Des bennes destinées au nettoyage et au tri ont été installées devant l’imposant bâtiment de plus de 7 000 mètres carrés qui abrite l’ancien palais de la culture. Antonwè, régisseur du Centre des arts et de la culture (CAC) dans sa version « squat », se dit satisfait de cette première étape matérielle. « Il y a des signes encourageants que les promesses de rénovation seront tenues », affirme-t-il.
Occupation, réunion avec les autorités et départ des artistes
Les artistes avaient investi les lieux en juillet 2021 pour alerter sur la situation culturelle de l’archipel. Après des mois de réunions avec la collectivité locale, ils ont quitté les lieux il y a une semaine, selon le récit des acteurs impliqués.
Laurence Maquiaba, membre du Kolèktif Awtis Rézistans et initiatrice du mouvement, rappelle que l’entrée dans le bâtiment s’est faite « juste après les régionales ». Elle est aussi porte-parole de l’Alyans Nasyonal Gwadloup, parti arrivé en troisième position lors du scrutin régional de 2021, résultat qui avait surpris une partie du paysage politique local.
Selon Maquiaba, l’objectif de l’occupation était clair : mettre en lumière l’absence de politiques publiques culturelles et forcer le débat public. Le mouvement a cherché à faire remonter la question culturelle « sur le devant de la scène », en combinant actions artistiques et démarches politiques.
Un chantier interrompu, des causes techniques et budgétaires
Le bâtiment est fermé depuis 2008 et devait faire l’objet d’une rénovation. Toutefois, les travaux engagés à plusieurs reprises ont été abandonnés, selon la communauté d’agglomération Cap Excellence, maîtresse d’ouvrage du chantier. La raison invoquée est celle des « défaillances des entreprises » chargées des opérations.
Le dossier a également souffert d’un montage financier mal anticipé. Le désamiantage et la mise aux normes sismiques ont fait exploser les coûts, qui se sont élevés jusqu’à environ 40 millions d’euros, une somme difficilement supportable pour des collectivités déjà fragilisées sur le plan budgétaire.

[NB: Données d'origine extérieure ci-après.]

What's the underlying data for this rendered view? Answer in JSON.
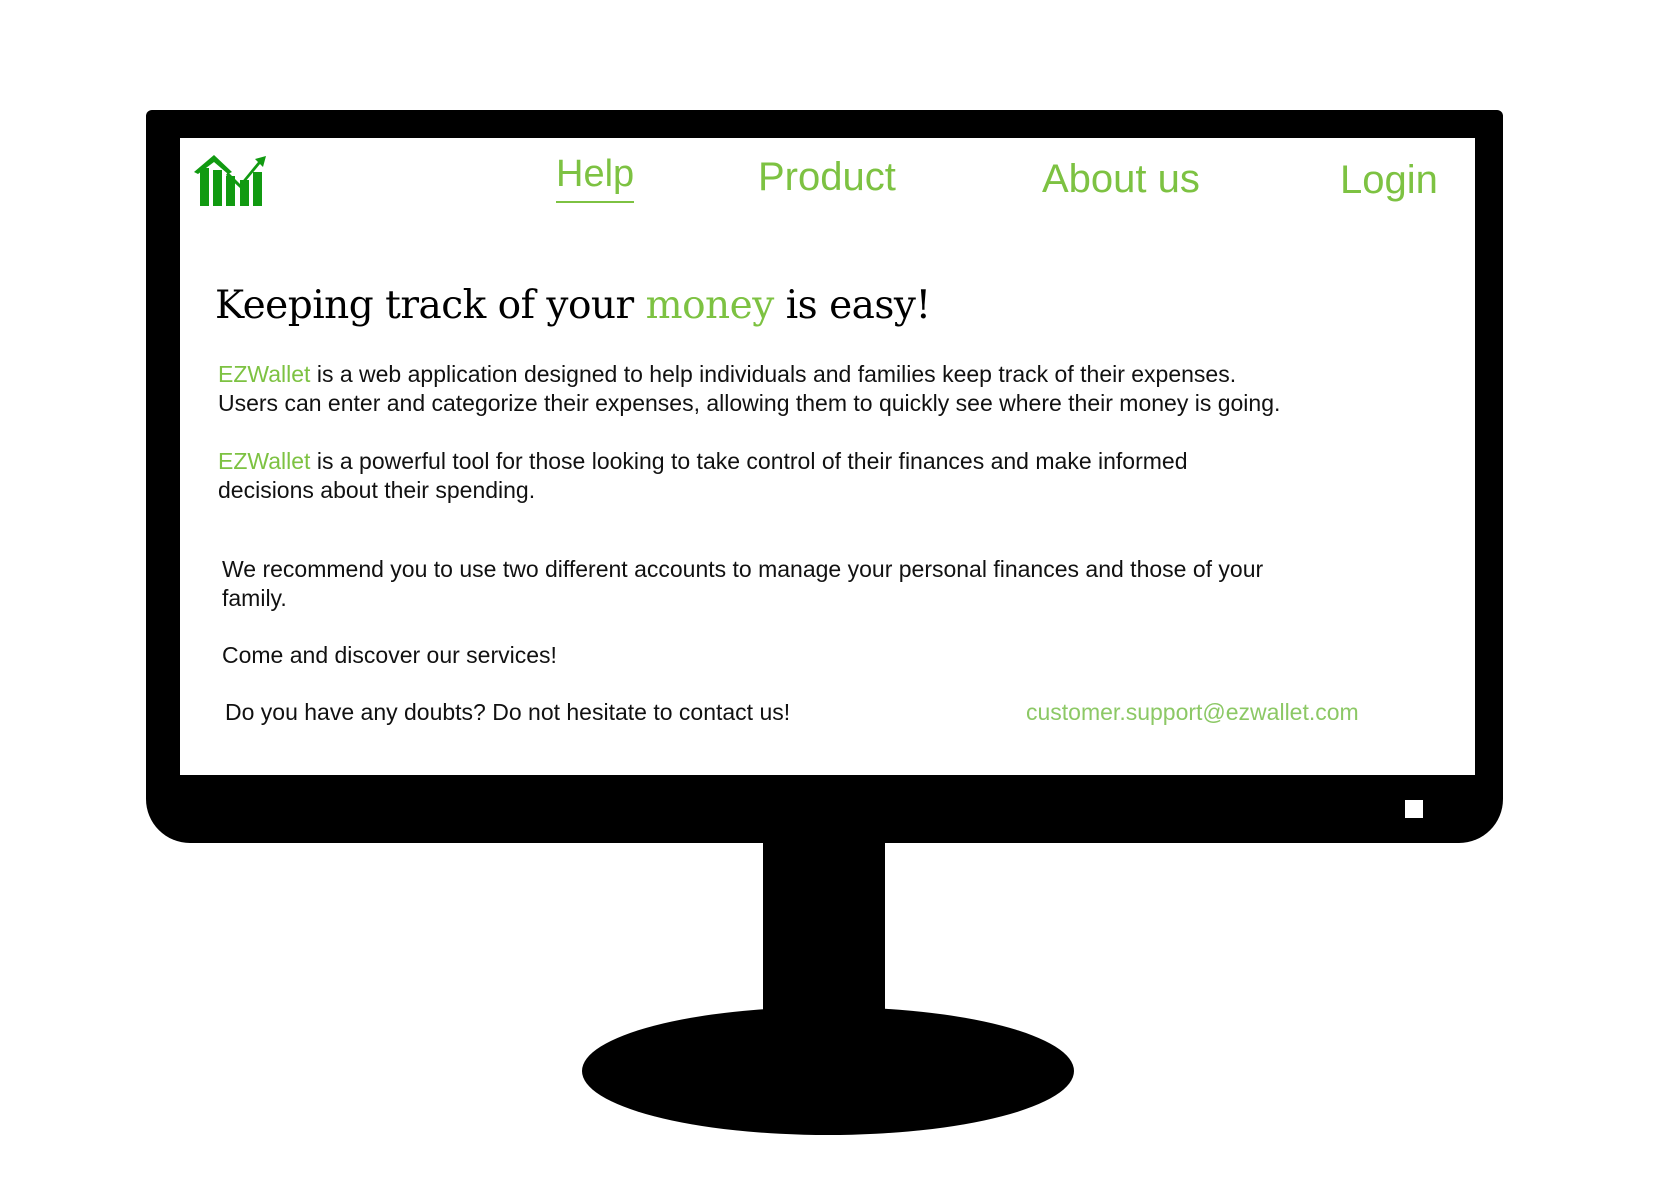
{
  "nav": {
    "help": "Help",
    "product": "Product",
    "about": "About us",
    "login": "Login"
  },
  "hero": {
    "title_before": "Keeping track of your ",
    "title_highlight": "money",
    "title_after": " is easy!"
  },
  "content": {
    "brand": "EZWallet",
    "p1_line1_rest": " is a web application designed to help individuals and families keep track of their expenses.",
    "p1_line2": "Users can enter and categorize their expenses, allowing them to quickly see where their money is going.",
    "p2_line1_rest": " is a powerful tool for those looking to take control of their finances and make informed",
    "p2_line2": "decisions about their spending.",
    "p3_line1": "We recommend you to use two different accounts to manage your personal finances and those of your",
    "p3_line2": "family.",
    "p4": "Come and discover our services!",
    "p5": "Do you have any doubts? Do not hesitate to contact us!",
    "email": "customer.support@ezwallet.com"
  },
  "colors": {
    "accent": "#7dc242",
    "logo_green": "#119a11",
    "monitor": "#000000"
  },
  "icons": {
    "logo": "bar-chart-trend-up-icon"
  }
}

Ces éléments techniques et financiers expliquent en partie les interruptions répétées du chantier et le sentiment d’abandon dénoncé par les artistes et acteurs locaux. La combinaison d’imprévus techniques et d’un budget initial sous-estimé a contribué à prolonger l’immobilisme du bâtiment.
Signification des opérations actuelles et perspectives
L’installation des bennes marque une étape visible du nettoyage et du tri des locaux, opérations préalables à toute reprise de travaux. Pour Antonwè, elles constituent un signal tangible que les engagements pris envers le lieu pourraient aboutir à une rénovation effective.
Pour les artistes et collectifs à l’origine de l’occupation, le départ du squat n’est pas présenté comme une capitulation, mais comme le résultat de discussions et d’avancées supposées lors des réunions avec la collectivité. Le lien entre actions culturelles et négociations administratives apparaît ici central.
Reste que la trajectoire du projet demeure conditionnée à la capacité des maîtres d’ouvrage à résoudre les questions techniques et à sécuriser un financement durable. Sans le règlement des problèmes de désamiantage et de mise aux normes, toute reprise durable des travaux risque d’être compromise.
Au-delà du bâtiment lui-même, cette séquence illustre une tension plus large : comment concilier ambition culturelle et contraintes financières dans un territoire où les moyens publics sont restreints. Les acteurs locaux recueillis évoquent la nécessité d’un calendrier précis et d’un montage financier réaliste pour éviter de nouvelles déconvenues.
En l’état, l’installation des bennes et le départ des artistes ferment une phase d’occupation et ouvrent une période d’attente et de vigilance. Les promesses de rénovation restent à traduire en actes concrets, notamment par la reprise effective des travaux et la sécurisation des budgets nécessaires.